Quero tudo, e agora!

Os portugueses, de forma geral, não sabem gerir as suas necessidades de consumo. Muitos são os que não conseguem esperar por rendimentos futuros para consumir, recorrendo, de forma muito descontraída, ao crédito. Ontem, 16 de abril, o Jornal de Negócios trazia uma notícia de arrepiar: nos primeiros dois meses de 2018, e segundo dados do…

Os portugueses, de forma geral, não sabem gerir as suas necessidades de consumo. Muitos são os que não conseguem esperar por rendimentos futuros para consumir, recorrendo, de forma muito descontraída, ao crédito.

Ontem, 16 de abril, o Jornal de Negócios trazia uma notícia de arrepiar: nos primeiros dois meses de 2018, e segundo dados do Banco de Portugal, o crédito ao consumo aumentou 18% (!) em relação ao mesmo período do ano passado. Sempre segundo o mesmo periódico, o dinheiro emprestado para crédito ao consumo em Portugal, nos primeiros dois meses do ano, representa o valor mais elevado, para esse período, desde que o Banco de Portugal começou a divulgar estes dados, em 2012.

Como escrevi há poucas semanas, a indústria de conceder crédito é muito poderosa. Os residentes em Portugal são constantemente bombardeados com anúncios televisivos que equiparam a decisão de endividar-se a uma realização pessoal. A mensagem implícita é que há uma inferioridade intrínseca das pessoas que não recorrem ao crédito. Basicamente, é ver o mundo ao contrário.

Repetindo o que escrevi, em algumas situações o crédito é mesmo necessário para a generalidade das pessoas, como nos casos de comprar habitação ou um automóvel. Mas os portugueses não estão a pedir crédito só para isso, mas também para férias, telemóveis da última geração, descobertos bancários, etc. O que me suscita duas questões: se ensinamos às crianças, desde muito cedo, que não podem ter tudo, porque será que muitos adultos não interiorizaram esse princípio? E porque é que a frustração de não consumir é tão elevada para tantas pessoas?

Não quero ser moralista. É claro que nem toda a gente cede aos cantos de sereia da sociedade de consumo. Todavia, o número dos que cedem é suficientemente importante para que esses cantos sejam eficazes. E, por isso, estamos a caminho de termos mais um problema financeiro sério.

Se bem que a situação económica portuguesa, em termos de emprego, seja hoje melhor do que era há um ano, as remunerações não aumentaram 18% nesse período, como o crédito ao consumo aumentou. Não. Muitos portugueses, talvez mais confiantes no futuro, talvez querendo ter níveis de consumo que os seus rendimentos não permitem, ou ambos, continuam a endividar-se alegremente.

É evidente que este acelerado ritmo de aumento do crédito não pode continuar indefinidamente.
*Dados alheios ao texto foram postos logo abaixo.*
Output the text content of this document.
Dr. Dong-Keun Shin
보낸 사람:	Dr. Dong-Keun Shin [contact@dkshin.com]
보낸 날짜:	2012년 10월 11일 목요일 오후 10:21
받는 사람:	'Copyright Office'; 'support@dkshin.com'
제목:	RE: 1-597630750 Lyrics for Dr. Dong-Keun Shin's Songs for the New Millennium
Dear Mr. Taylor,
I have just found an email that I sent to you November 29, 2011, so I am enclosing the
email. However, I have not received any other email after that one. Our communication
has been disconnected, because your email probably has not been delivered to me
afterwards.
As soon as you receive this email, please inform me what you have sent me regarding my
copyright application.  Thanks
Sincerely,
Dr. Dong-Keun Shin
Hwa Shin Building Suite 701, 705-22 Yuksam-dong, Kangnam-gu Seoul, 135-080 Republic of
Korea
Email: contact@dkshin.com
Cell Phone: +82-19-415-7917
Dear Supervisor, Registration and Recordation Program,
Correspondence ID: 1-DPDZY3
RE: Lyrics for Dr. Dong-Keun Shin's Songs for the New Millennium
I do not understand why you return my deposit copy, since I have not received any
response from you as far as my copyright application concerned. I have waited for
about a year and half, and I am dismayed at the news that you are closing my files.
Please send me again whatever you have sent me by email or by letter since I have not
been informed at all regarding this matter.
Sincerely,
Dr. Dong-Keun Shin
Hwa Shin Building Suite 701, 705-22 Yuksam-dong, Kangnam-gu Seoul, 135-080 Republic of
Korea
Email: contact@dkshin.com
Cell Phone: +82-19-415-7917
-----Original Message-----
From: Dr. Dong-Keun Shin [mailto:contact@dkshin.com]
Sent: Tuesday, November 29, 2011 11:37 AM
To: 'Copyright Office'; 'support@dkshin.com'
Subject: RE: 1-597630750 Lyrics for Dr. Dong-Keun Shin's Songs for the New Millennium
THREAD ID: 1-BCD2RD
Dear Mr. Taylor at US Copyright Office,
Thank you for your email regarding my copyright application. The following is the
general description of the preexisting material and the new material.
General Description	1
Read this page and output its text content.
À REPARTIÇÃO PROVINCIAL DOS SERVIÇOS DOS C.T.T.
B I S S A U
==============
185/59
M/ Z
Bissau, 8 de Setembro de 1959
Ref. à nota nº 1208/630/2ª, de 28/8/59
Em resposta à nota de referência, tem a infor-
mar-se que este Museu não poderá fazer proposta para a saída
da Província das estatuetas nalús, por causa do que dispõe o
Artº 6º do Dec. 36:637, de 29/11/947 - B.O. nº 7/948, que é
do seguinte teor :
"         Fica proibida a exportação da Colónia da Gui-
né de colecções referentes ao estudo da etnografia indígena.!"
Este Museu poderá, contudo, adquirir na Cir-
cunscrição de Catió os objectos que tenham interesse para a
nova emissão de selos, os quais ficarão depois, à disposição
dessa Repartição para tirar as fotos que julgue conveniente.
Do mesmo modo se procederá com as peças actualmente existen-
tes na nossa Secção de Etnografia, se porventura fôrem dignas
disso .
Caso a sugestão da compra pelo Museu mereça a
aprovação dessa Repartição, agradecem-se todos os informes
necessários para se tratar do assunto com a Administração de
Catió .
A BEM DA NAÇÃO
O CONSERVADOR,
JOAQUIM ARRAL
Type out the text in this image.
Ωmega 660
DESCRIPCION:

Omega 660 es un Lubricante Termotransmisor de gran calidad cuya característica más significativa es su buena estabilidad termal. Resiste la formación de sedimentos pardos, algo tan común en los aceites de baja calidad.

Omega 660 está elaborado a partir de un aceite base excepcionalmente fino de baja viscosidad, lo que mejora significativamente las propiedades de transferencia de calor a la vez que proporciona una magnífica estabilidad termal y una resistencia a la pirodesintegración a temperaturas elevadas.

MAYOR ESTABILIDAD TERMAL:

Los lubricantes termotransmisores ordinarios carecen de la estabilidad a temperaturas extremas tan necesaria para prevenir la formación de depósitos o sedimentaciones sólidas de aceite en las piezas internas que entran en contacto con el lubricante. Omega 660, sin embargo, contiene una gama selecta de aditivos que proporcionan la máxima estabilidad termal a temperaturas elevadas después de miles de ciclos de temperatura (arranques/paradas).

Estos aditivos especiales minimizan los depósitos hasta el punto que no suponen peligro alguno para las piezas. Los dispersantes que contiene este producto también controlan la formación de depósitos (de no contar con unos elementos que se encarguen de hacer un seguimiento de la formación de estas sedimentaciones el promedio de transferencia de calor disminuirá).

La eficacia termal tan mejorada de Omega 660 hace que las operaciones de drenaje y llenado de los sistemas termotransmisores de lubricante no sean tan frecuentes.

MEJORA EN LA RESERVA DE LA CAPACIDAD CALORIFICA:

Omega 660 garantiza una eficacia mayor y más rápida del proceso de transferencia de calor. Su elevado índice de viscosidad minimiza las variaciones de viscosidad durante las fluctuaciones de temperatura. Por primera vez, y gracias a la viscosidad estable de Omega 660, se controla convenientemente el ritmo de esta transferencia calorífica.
Mas, devido ao elevado endividamento de Portugal – e não me venham dizer que a culpa é sobretudo do Estado, porque isso equivale a uma desresponsabilização coletiva – a situação está a tornar-se perigosa. Na inesquecível frase de Fernando Ulrich, pouco antes de Portugal ter sido forçado a assinar o acordo com a troika, “não falta muito até que nos espetemos contra a parede”.  Tomara que não. Mas é preciso moderação, urgentemente.